İlk olarak 16. yüzyıldaki kayıtlarda ortaya çıkıyor Pastizzi ismi. O yüzyıllarda zengin yiyeceği olduğu söyleniyor. 1595 yılında Gio Matteo Stagno isimli yerel bir sanatçının yine
İtalyancadan gelme “Pasticci di carne” (etli çörek) yediğinin kayıtlara geçmesi ile anlıyoruz ki günümüzde halen elle yapılan Pastizzi, şekli şemaili ve çıtır milföy hamurlu dış dokusu sebebiyle biraz Napoliten Sfogliatelle’ye benziyor.
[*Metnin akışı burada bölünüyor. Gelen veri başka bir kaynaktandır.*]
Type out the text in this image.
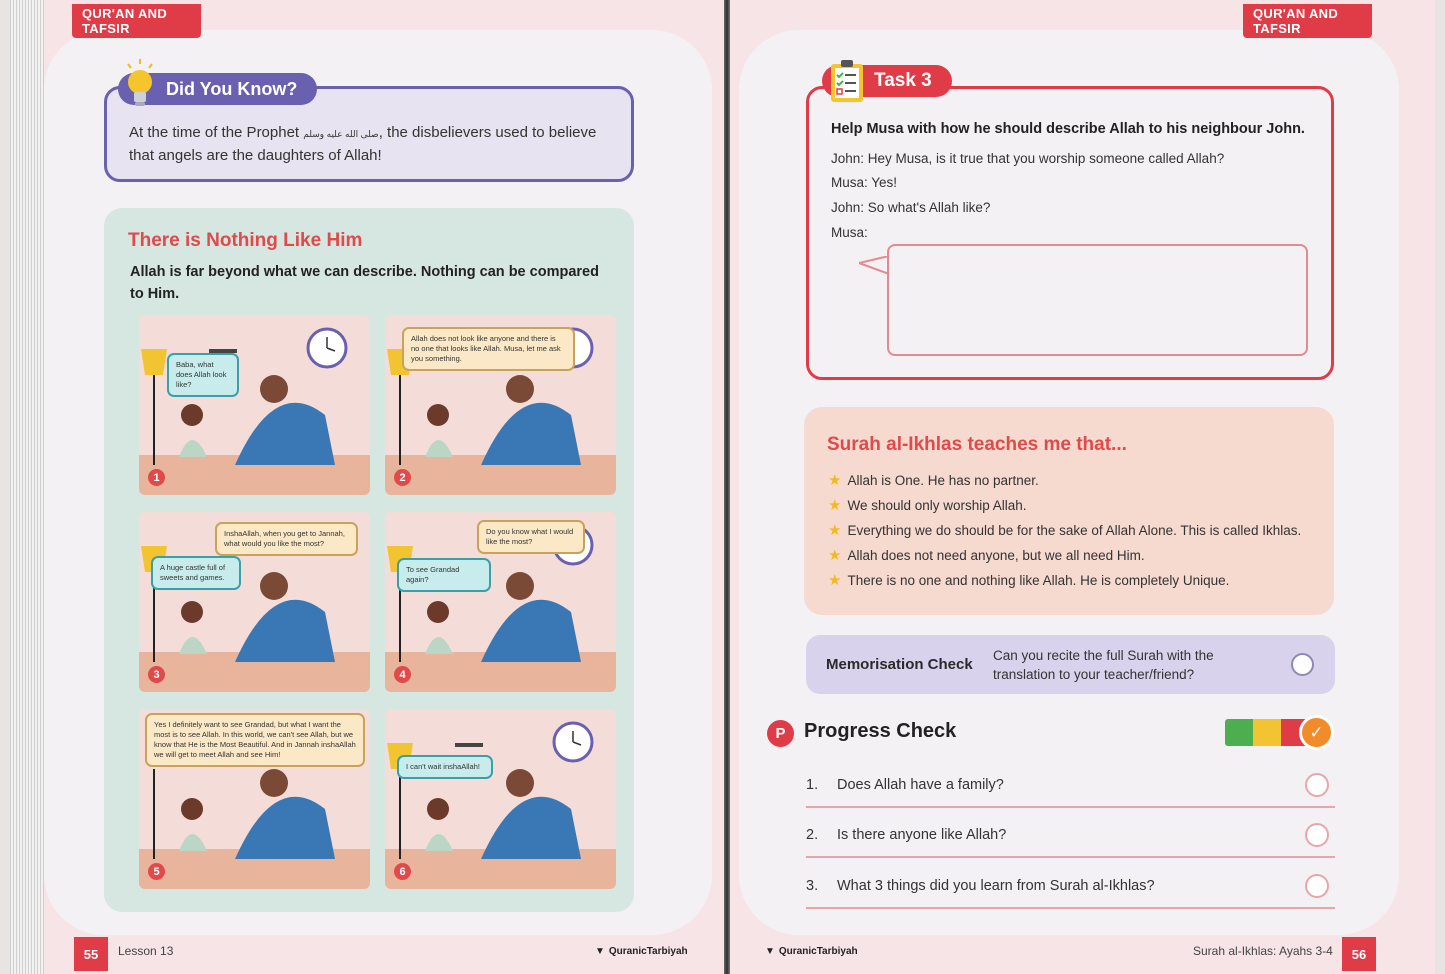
QUR'AN AND TAFSIR
QUR'AN AND TAFSIR
At the time of the Prophet صلى الله عليه وسلم, the disbelievers used to believe that angels are the daughters of Allah!
Did You Know?
There is Nothing Like Him
Allah is far beyond what we can describe. Nothing can be compared to Him.
Baba, what does Allah look like?
1
Allah does not look like anyone and there is no one that looks like Allah. Musa, let me ask you something.
2
InshaAllah, when you get to Jannah, what would you like the most?
A huge castle full of sweets and games.
3
Do you know what I would like the most?
To see Grandad again?
4
Yes I definitely want to see Grandad, but what I want the most is to see Allah. In this world, we can't see Allah, but we know that He is the Most Beautiful. And in Jannah inshaAllah we will get to meet Allah and see Him!
5
I can't wait inshaAllah!
6
55	Lesson 13	▼ QuranicTarbiyah
Task 3
Help Musa with how he should describe Allah to his neighbour John.
John: Hey Musa, is it true that you worship someone called Allah?
Musa: Yes!
John: So what's Allah like?
Musa:
Surah al-Ikhlas teaches me that...
★ Allah is One. He has no partner.
★ We should only worship Allah.
★ Everything we do should be for the sake of Allah Alone. This is called Ikhlas.
★ Allah does not need anyone, but we all need Him.
★ There is no one and nothing like Allah. He is completely Unique.
Memorisation Check
Can you recite the full Surah with the translation to your teacher/friend?
P Progress Check	✓
1. Does Allah have a family?
2. Is there anyone like Allah?
3. What 3 things did you learn from Surah al-Ikhlas?
▼ QuranicTarbiyah	Surah al-Ikhlas: Ayahs 3-4	56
Tek farkı daha büyük olması ve tatlı
olmaması. Ricotta peyniri, körili bezelye ve tavşan eti ile dolduruluyor. 20. yüzyılın yarısına dek evlerde fırın olmadığından sadece bayramlarda fırınlara götürülüp pişirilirmiş. Hamuru sıcağa dayanıklı olmadığından o yıllarda nem ve sıcaklığın sabit tutulduğu yer altı fırınlarında yapılırmış. O dönem Vittoriosa’da pastizzi yapmaya başlayan bir pastacının eşi gizemli bir şekilde aniden ölünce kilise sebebin bu masum çörekçik olduğuna hüküm vermiş ve Pastizzi 17. yüzyıl ortalarına dek yasaklanmış. Daha sonra Dominik rahipleri tarafından yeniden menülere eklenmiş ve Pastizzi’nin hayatı kurtulmuş. Belki de yasaklı kalsaydı, bu lezzet günümüze kadar gelemeyecekti.
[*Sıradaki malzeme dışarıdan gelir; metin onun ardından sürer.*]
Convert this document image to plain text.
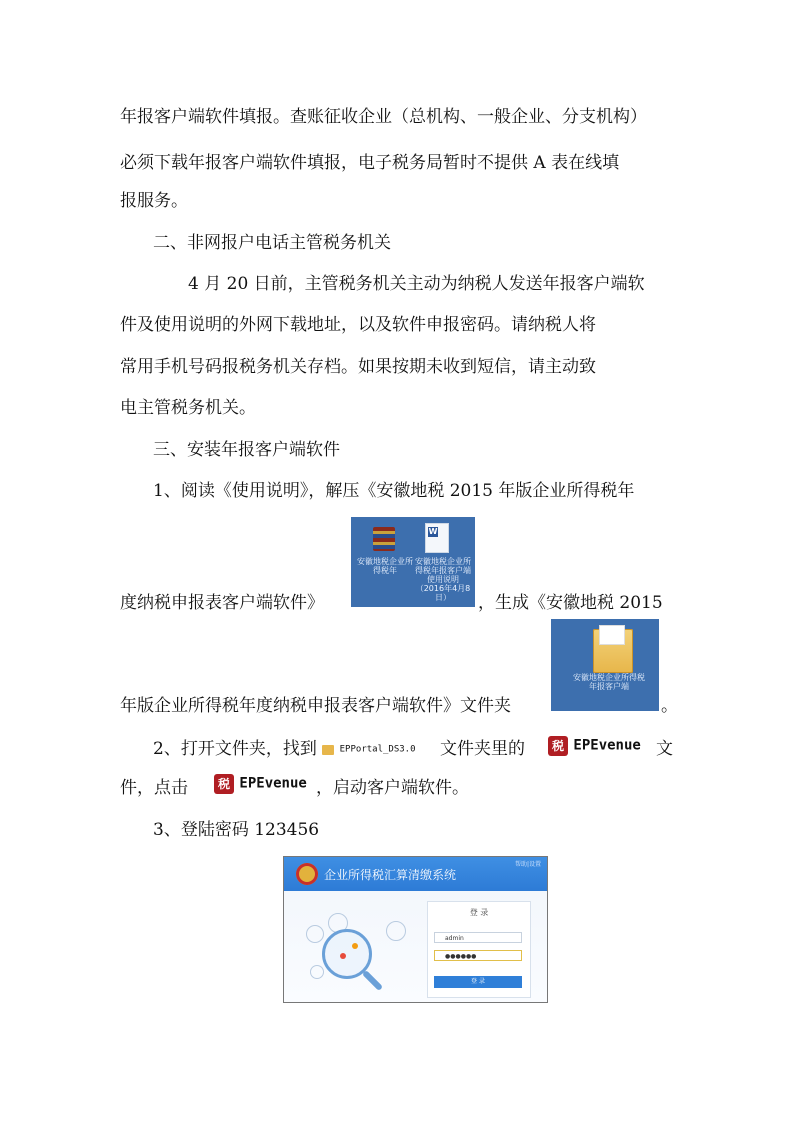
年报客户端软件填报。查账征收企业（总机构、一般企业、分支机构）
必须下载年报客户端软件填报，电子税务局暂时不提供 A 表在线填
报服务。
二、非网报户电话主管税务机关
4 月 20 日前，主管税务机关主动为纳税人发送年报客户端软
件及使用说明的外网下载地址，以及软件申报密码。请纳税人将
常用手机号码报税务机关存档。如果按期未收到短信，请主动致
电主管税务机关。
三、安装年报客户端软件
1、阅读《使用说明》，解压《安徽地税 2015 年版企业所得税年
W
安徽地税企业所得税年
安徽地税企业所得税年报客户端使用说明（2016年4月8日）
度纳税申报表客户端软件》	，生成《安徽地税 2015
安徽地税企业所得税年报客户端
年版企业所得税年度纳税申报表客户端软件》文件夹	。
2、打开文件夹，找到	EPPortal_DS3.0 文件夹里的	税 EPEvenue 文
件，点击	税 EPEvenue ，启动客户端软件。
3、登陆密码 123456
企业所得税汇算清缴系统
帮助|设置
登 录
admin
●●●●●●
登 录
Bir gün siz de Malta’nın hırçın dalgalarını seyretmeye, Valletta’da tarihi bir yürüyüşe çıkmaya ve bir Pastizzi’yi ağza atmaya Malta’ya gelirsiniz diye umuyorum. Burada gördüğünüz tüm fotoğraflar da dünyaca ünlü Malta’lı fotoğrafçı Kurt Arrigo’ya ait.
Herkese musmutlu hafta sonları.
Kaynak: T24 (Deniz Kurt)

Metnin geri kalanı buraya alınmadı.